My role in the villages, as I see it, is not that of a guru but of a facilitator. I realise that this is a modern Western concept. In India it is easier to project the image of a guru. But I have strictly rejected such attempts in favour of shared, discerning responsibility, democratic team-spirit and participatory action. I have, however, demanded certain moral guidelines from the group that has developed, most importantly total honesty. If my co-workers give or take bribes, possibly even with the good intention of helping development, our donors and I myself cannot expect that they deal with us. This would undermine and ultimately destroy the idealism on which our work is built.
In all these years I have had a double profession. I have been a writer and translator. But in the first two decades, half of my time went into village work. I enjoy this dual role. I have written a novel and numerous stories and essays in German based on my experience of village life. Thus, these two halves of my life have been complementary. Further, I have always seen my village work as a sadhana through which I can learn humility, selflessness, tolerance and love. There have been no better teachers than our village people.
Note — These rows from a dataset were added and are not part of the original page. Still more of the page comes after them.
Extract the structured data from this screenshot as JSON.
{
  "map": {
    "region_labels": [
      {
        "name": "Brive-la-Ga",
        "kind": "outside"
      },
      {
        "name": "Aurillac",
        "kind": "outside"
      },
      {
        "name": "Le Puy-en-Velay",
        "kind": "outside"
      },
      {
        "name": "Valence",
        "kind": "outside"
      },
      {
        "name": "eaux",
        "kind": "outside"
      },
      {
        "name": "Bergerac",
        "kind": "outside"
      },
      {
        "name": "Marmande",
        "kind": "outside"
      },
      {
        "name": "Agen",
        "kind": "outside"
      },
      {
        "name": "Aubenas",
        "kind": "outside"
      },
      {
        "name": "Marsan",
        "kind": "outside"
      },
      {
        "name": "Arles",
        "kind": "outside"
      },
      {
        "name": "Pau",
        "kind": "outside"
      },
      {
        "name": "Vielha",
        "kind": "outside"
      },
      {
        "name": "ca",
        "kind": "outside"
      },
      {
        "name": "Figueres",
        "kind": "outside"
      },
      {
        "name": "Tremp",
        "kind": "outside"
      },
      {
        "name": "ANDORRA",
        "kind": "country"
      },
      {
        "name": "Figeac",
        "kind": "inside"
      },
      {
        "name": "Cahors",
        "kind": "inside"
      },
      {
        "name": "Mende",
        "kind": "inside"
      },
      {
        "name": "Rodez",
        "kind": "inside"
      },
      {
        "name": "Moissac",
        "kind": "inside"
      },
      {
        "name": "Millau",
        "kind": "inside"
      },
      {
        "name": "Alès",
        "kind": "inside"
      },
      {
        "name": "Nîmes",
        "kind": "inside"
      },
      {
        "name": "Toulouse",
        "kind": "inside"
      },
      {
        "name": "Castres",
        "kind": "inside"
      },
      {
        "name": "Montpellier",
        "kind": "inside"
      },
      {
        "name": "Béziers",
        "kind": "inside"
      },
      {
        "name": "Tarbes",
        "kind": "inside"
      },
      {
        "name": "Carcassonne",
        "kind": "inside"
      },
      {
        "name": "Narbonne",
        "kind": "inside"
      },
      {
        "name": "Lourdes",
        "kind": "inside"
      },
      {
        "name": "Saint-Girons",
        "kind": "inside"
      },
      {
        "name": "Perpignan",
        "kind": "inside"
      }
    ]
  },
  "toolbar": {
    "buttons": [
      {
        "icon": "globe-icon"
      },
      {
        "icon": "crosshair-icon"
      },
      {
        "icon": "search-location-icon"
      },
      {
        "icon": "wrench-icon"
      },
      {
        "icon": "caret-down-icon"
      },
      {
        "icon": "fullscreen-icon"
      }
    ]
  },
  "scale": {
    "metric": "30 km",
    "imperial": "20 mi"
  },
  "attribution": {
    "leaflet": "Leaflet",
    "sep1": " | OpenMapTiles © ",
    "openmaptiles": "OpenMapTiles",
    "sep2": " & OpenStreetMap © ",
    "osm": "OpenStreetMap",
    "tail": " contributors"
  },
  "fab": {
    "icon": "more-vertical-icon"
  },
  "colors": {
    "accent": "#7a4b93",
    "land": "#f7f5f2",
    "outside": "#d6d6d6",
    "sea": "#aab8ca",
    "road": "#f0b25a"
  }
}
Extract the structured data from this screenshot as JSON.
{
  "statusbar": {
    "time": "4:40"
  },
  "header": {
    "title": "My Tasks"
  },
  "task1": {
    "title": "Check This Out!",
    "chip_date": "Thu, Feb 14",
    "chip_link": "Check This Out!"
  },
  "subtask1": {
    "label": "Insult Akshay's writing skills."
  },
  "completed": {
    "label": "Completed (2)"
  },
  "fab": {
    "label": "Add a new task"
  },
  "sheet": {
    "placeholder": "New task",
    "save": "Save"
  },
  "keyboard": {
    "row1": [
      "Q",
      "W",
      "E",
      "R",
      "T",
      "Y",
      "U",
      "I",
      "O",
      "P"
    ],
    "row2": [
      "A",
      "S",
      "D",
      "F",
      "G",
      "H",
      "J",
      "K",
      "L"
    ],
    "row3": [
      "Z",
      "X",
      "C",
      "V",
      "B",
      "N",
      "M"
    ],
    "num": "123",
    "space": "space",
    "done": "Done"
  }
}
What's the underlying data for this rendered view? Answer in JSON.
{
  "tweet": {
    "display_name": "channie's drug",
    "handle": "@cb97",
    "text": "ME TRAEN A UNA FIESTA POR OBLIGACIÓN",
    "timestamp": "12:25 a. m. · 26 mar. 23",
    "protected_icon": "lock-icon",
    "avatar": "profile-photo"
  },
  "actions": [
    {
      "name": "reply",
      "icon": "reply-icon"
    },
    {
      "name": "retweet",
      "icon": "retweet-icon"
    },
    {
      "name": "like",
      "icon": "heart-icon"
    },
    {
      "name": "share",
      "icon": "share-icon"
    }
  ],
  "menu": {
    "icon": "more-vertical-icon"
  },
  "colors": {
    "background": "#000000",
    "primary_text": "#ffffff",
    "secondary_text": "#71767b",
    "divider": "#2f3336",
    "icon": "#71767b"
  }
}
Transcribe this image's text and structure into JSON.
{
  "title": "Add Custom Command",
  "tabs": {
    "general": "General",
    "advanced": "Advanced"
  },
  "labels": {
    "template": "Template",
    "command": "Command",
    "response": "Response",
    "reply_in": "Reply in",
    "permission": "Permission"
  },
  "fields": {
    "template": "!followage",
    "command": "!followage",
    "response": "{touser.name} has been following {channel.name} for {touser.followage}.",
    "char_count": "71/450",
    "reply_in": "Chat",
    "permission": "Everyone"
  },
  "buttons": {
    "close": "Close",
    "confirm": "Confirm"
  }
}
A final warning to myself: Village development is truly a path covered by many hidden risks. There are too many possibilities to go astray and err. Dedication alone is not enough, neither are a strong will or sufficient funds. Professional CEOs of development agencies may ask me: Why do you meddle with development work? This is the business of experts, of professionals! I agree. However, my model of long-term guidance cannot be executed by salaried professionals. All I could do, and have done all along, is to take the advice and the occasional assistance of various professionals. For the rest, I have relied on my sensitivity towards human needs and human aspirations, constantly adjusting and revising my concepts, all the time remaining as responsive as possible to what my Santhal friends would convey to me through their words and gestures and actions. I am still learning from every new situation.